Mother’s Day is coming up, did you know that? It is time to get mom a special gift and say thank you for all that she did and still does for us. My mom loves rhubarb, and when I saw this drink (she loves those too) in this month’s Martha Stewart Living, I knew that this would make her very happy. If I am being honest, I was a little scared of rhubarb. First, It is one of those words that I never spell correctly (like definitely and particularly, why do those words always trip me up?) and secondly, it is has the reputation of being incredibly sour. It is sour, but a little sweetener and this becomes one of the most beautiful and delicious fruits (or vegetables, depending on how you classify it) around.
When I have people over, I like to make one special drink and serve it when people arrive. I do have a stocked bar, but I like to start the party off with a signature drink that sets the tone for what is to come. This beautiful, pink, fizzy, cocktail would be perfect for Mother’s Day (obviously), a baby or bridal shower, Easter, or any spring event. If you want to make this non-alcoholic, more like a rhubarb lemonade, skip the gin, and replace the Prosecco with sparkling water.
Ingredients
Rhubarb Syrup Ingredients and Steps
- 1 cup Dixie Crystals sugar
- 1 cup water
- 1 vanilla bean, split and seeded
- 1 1/4 cups fresh rhubarb, finely chopped
Step 1: Add all of the ingredients to a medium saucepan.

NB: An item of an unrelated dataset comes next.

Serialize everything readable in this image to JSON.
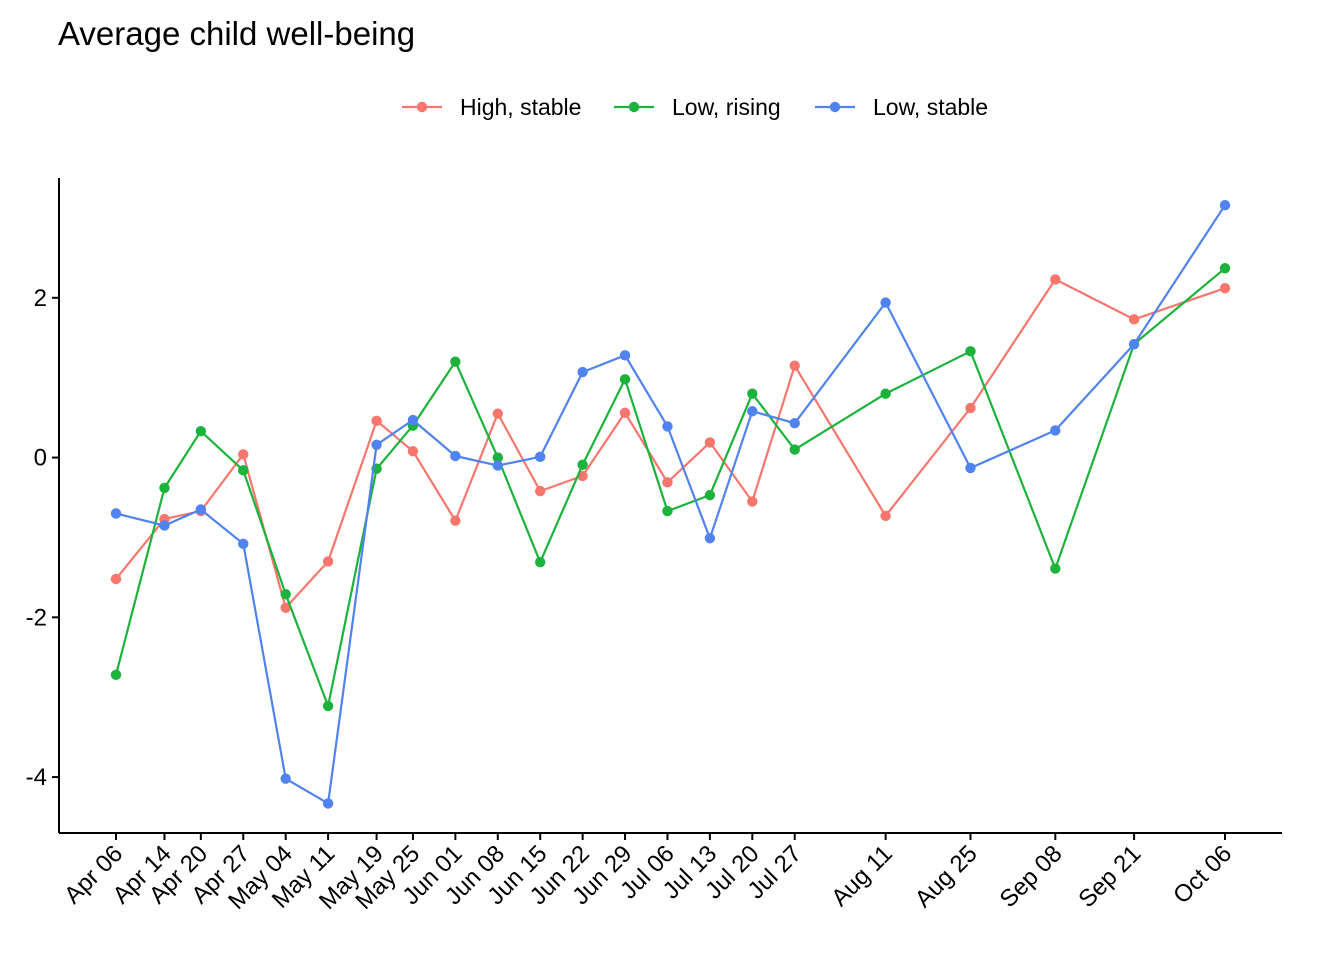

Step 2: Bring to a boil over medium heat, and let cook for 3 minutes, or until rhubarb is tender.
Step 3: I strained mine because I did not want the pulp in my drink. But you could simply remove the vanilla bean and call it good.
Step 4: Pour into a container and store for 1 week in the refrigerator.
Rhubarb Fizz Cocktail:
- 8 ounces gin
- 9 ounces rhubarb syrup
- 1/2 cup fresh lemon juice
- 12 ounces cold Prosecco
- ice
- lemon rounds for garnish
Step 1: Put the gin, rhubarb syrup, lemon juice, and ice in a pitcher. Stir to combine.
Step 2: Pour into glasses filled with ice, and top with Prosecco and a lemon round. Cheers!
Ingredients
Rhubarb Syrup:
- 1 cup sugar
- 1 cup water
- 1 vanilla bean split and seeded
- 1 1/4 cups fresh rhubarb finely chopped
Rhubarb Fizz Cocktail:
- 8 ounces gin
- 9 ounces rhubarb syrup
- 1/2 cup fresh lemon juice
- 12 ounces cold Prosecco
- ice
- lemon rounds for garnish
Instructions
- Add all of the ingredients to a medium saucepan. Bring to a boil over medium heat, and let cook for 3 minutes, or until rhubarb is tender.
- I strained mine because I did not want the pulp in my drink. But you could simply remove the vanilla bean and call it good.
- Pour into a container and store for 1 week in the refrigerator. To make the cocktail, put the gin, rhubarb syrup, lemon juice, and ice in a pitcher. Stir to combine.
- Pour into glasses filled with ice, and top with Prosecco and a lemon round. Cheers!